Sabre56’s Harvey noted that 90% or more of a mining company’s infrastructure would have to be replaced to retool the facility for data center usage. That’s not going to be a easy feat.
In fact, Needham analysts wrote in a May report that almost all the infrastructure miners currently have would “need to be bulldozed and built from the ground up to accommodate HPC,” or high-performance computing.
And challenges don't end there; below are a few other major hurdles crypto miners need to overcome before converting to AI data centers.
Infrastructure differences: AI data centers usually require more sophisticated cooling systems due to the enormous workload and heat outputs. (I’m working on a water usage piece that will come live in the next few weeks)
Space requirement: AI data centers often require more prominent space, but larger Bitcoin mining centers can handle the capacity.
Investment demand: The transition requires a significant upfront investment, which can be much more costly than a Bitcoin mining facility. Estimates suggest that AI data centers can cost between $3-$5 million per megawatt, a substantial financial burden for those footing the bill for the conversion.
The energy consumption pattern is different, which we’ve discussed extensively above.
Technical expertise: High-performance computing (HPC) skills are required to configure and optimize GPUs for AI applications, which is very different from what Bitcoin mining requires.
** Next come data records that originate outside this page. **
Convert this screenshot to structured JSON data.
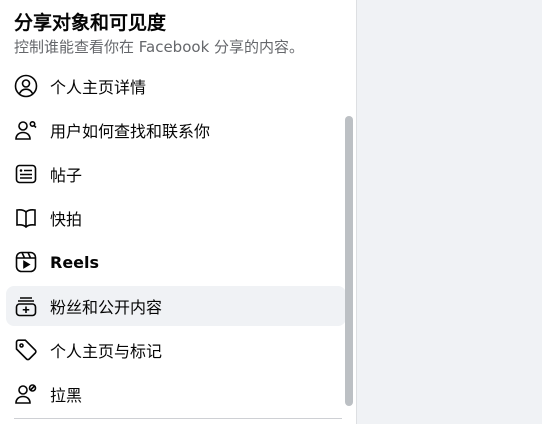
{
  "header": {
    "title": "分享对象和可见度",
    "subtitle": "控制谁能查看你在 Facebook 分享的内容。"
  },
  "menu": {
    "items": [
      {
        "label": "个人主页详情",
        "icon": "profile-circle-icon"
      },
      {
        "label": "用户如何查找和联系你",
        "icon": "person-search-icon"
      },
      {
        "label": "帖子",
        "icon": "post-icon"
      },
      {
        "label": "快拍",
        "icon": "book-icon"
      },
      {
        "label": "Reels",
        "icon": "reels-icon"
      },
      {
        "label": "粉丝和公开内容",
        "icon": "public-content-icon",
        "selected": true
      },
      {
        "label": "个人主页与标记",
        "icon": "tag-icon"
      },
      {
        "label": "拉黑",
        "icon": "block-user-icon"
      }
    ]
  },
  "colors": {
    "page_background": "#f0f2f5",
    "panel_background": "#ffffff",
    "secondary_text": "#65676b",
    "selected_item_background": "#f0f2f5",
    "scrollbar": "#bcc0c4"
  }
}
Permitting and licensing: The conversion could be regulated by local rules and laws, depending on location and existing infrastructure, which may require new permits and approvals.
Source: VanEck
But ultimately (unfortunately sometimes only) money talks.
In a recent report, global investment manager VanEck claimed that Bitcoin mining companies could potentially gain $13.9 billion in yearly revenues if they dedicated 20% of their output to AI data processing and high-performance computing.
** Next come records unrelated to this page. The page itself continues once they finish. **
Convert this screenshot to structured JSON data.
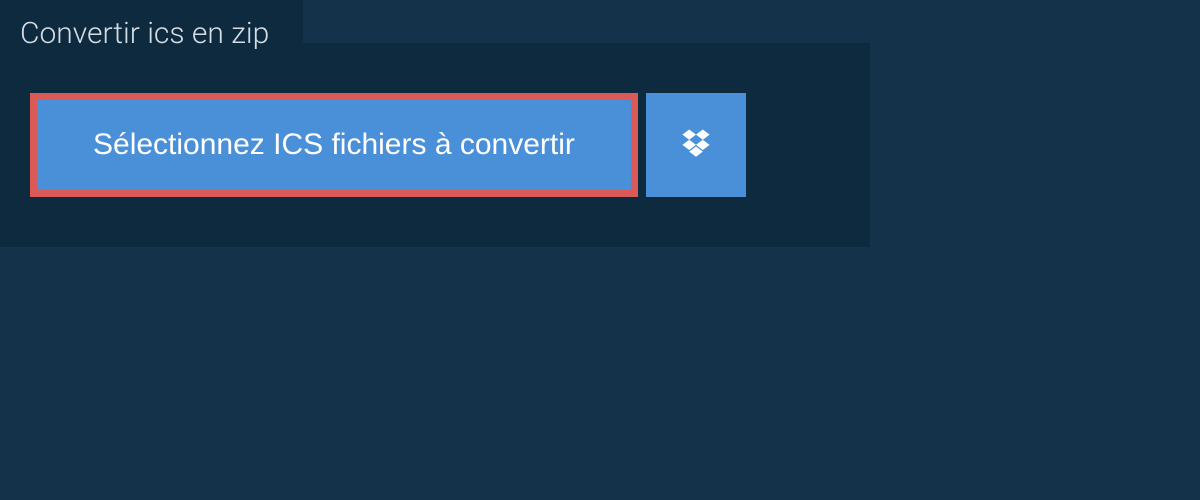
{
  "tab": {
    "title": "Convertir ics en zip"
  },
  "actions": {
    "select_label": "Sélectionnez ICS fichiers à convertir",
    "dropbox_icon": "dropbox-icon"
  },
  "colors": {
    "bg": "#14324a",
    "panel": "#0e2a3f",
    "accent": "#4a90d9",
    "highlight_border": "#d95a57"
  }
}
This significant amount of money probably won’t just be left at the door. So, whoever figures out how to convert first or optimize the existing resources for AI computing will be taking home the dough, and be solving a huge problem.
If we will need more energy to power the data center boom anyway, it’s probably better to see how we can optimize current available resources better. Especially if that means we can minimize waste and revamp certain under utilized facilities, and fix the energy bottleneck quickly, so be it…I’m here for it. #BitcoinBros4AI.